我很庆幸自己那样做了,所以,我才没有错过那么好的你。
所以,即便你为我殓尸的原因并不纯粹,我依旧不后悔这辈子为你做的那些事。”
萧君离依旧紧紧盯着她,薄唇不自觉微微抿了抿。
“你对我,就只有恩情吗?”
牧晚秋原本还在因为自己的这番话而自我感动,没想到就听了他这么一个反问,牧晚秋瞬间觉得自己方才有种媚眼抛给了瞎子看的感觉。
她的表达还不够清楚吗?他竟然还问出这样的话。
她很是气结,“你是不是长了一颗榆木脑袋?我对你究竟是什么感情你还不清楚?”
萧君离:“想听你再亲口说一遍。
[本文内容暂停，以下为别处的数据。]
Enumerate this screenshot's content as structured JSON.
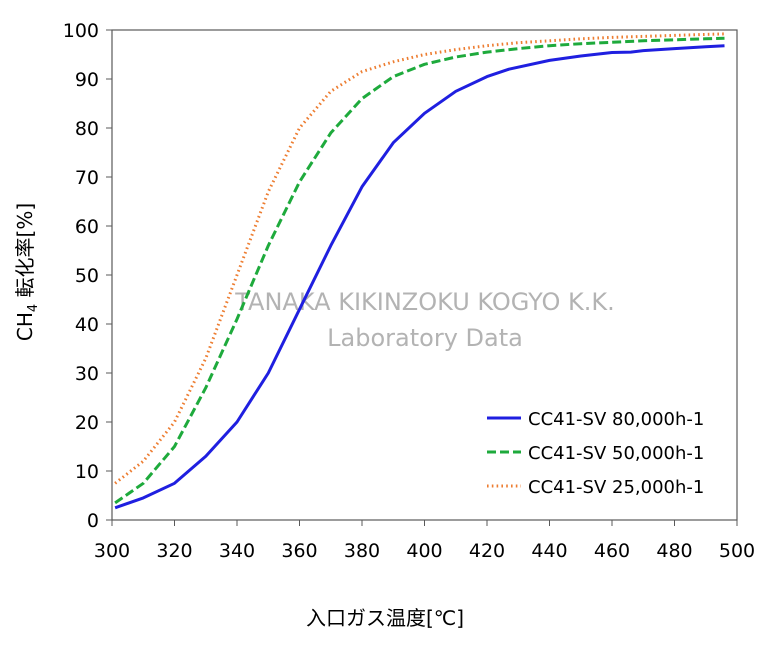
{
  "chart_data": {
    "type": "line",
    "xlabel": "入口ガス温度[℃]",
    "ylabel_main": "CH",
    "ylabel_sub": "4",
    "ylabel_rest": " 転化率[%]",
    "xlim": [
      300,
      500
    ],
    "ylim": [
      0,
      100
    ],
    "xticks": [
      300,
      320,
      340,
      360,
      380,
      400,
      420,
      440,
      460,
      480,
      500
    ],
    "yticks": [
      0,
      10,
      20,
      30,
      40,
      50,
      60,
      70,
      80,
      90,
      100
    ],
    "grid": false,
    "legend_position": "bottom-right",
    "watermark": [
      "TANAKA KIKINZOKU KOGYO K.K.",
      "Laboratory Data"
    ],
    "series": [
      {
        "name": "CC41-SV 80,000h-1",
        "color": "#1f1fe0",
        "style": "solid",
        "x": [
          301,
          310,
          320,
          330,
          340,
          350,
          360,
          370,
          380,
          390,
          400,
          410,
          420,
          427,
          440,
          450,
          460,
          466,
          470,
          480,
          490,
          496
        ],
        "y": [
          2.5,
          4.5,
          7.5,
          13,
          20,
          30,
          43,
          56,
          68,
          77,
          83,
          87.5,
          90.5,
          92,
          93.8,
          94.7,
          95.4,
          95.5,
          95.8,
          96.2,
          96.6,
          96.8
        ]
      },
      {
        "name": "CC41-SV 50,000h-1",
        "color": "#1eaa3c",
        "style": "dashed",
        "x": [
          301,
          310,
          320,
          330,
          340,
          350,
          360,
          370,
          380,
          390,
          400,
          410,
          420,
          430,
          440,
          450,
          460,
          470,
          480,
          490,
          496
        ],
        "y": [
          3.5,
          7.5,
          15,
          27,
          41,
          56,
          69,
          79,
          86,
          90.5,
          93,
          94.5,
          95.5,
          96.2,
          96.8,
          97.2,
          97.5,
          97.8,
          98,
          98.2,
          98.3
        ]
      },
      {
        "name": "CC41-SV 25,000h-1",
        "color": "#ed7d31",
        "style": "dotted",
        "x": [
          301,
          310,
          320,
          330,
          340,
          350,
          360,
          370,
          380,
          390,
          400,
          410,
          420,
          430,
          440,
          450,
          460,
          470,
          480,
          490,
          496
        ],
        "y": [
          7.5,
          12,
          20,
          33,
          50,
          67,
          80,
          87.5,
          91.5,
          93.5,
          95,
          96,
          96.8,
          97.4,
          97.8,
          98.2,
          98.5,
          98.7,
          98.9,
          99.1,
          99.2
        ]
      }
    ]
  }
}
”
牧晚秋原本想朝他翻个大白眼,但紧接着,就又听到萧君离道:“这个梦让我很没有安全感。”
他说出这话时,神色间竟然带上了一点可怜兮兮的意味。
牧晚秋一愣,那原本没好气的白眼都被她憋了回去,心口像是被猫爪挠过似的,酥酥麻麻的。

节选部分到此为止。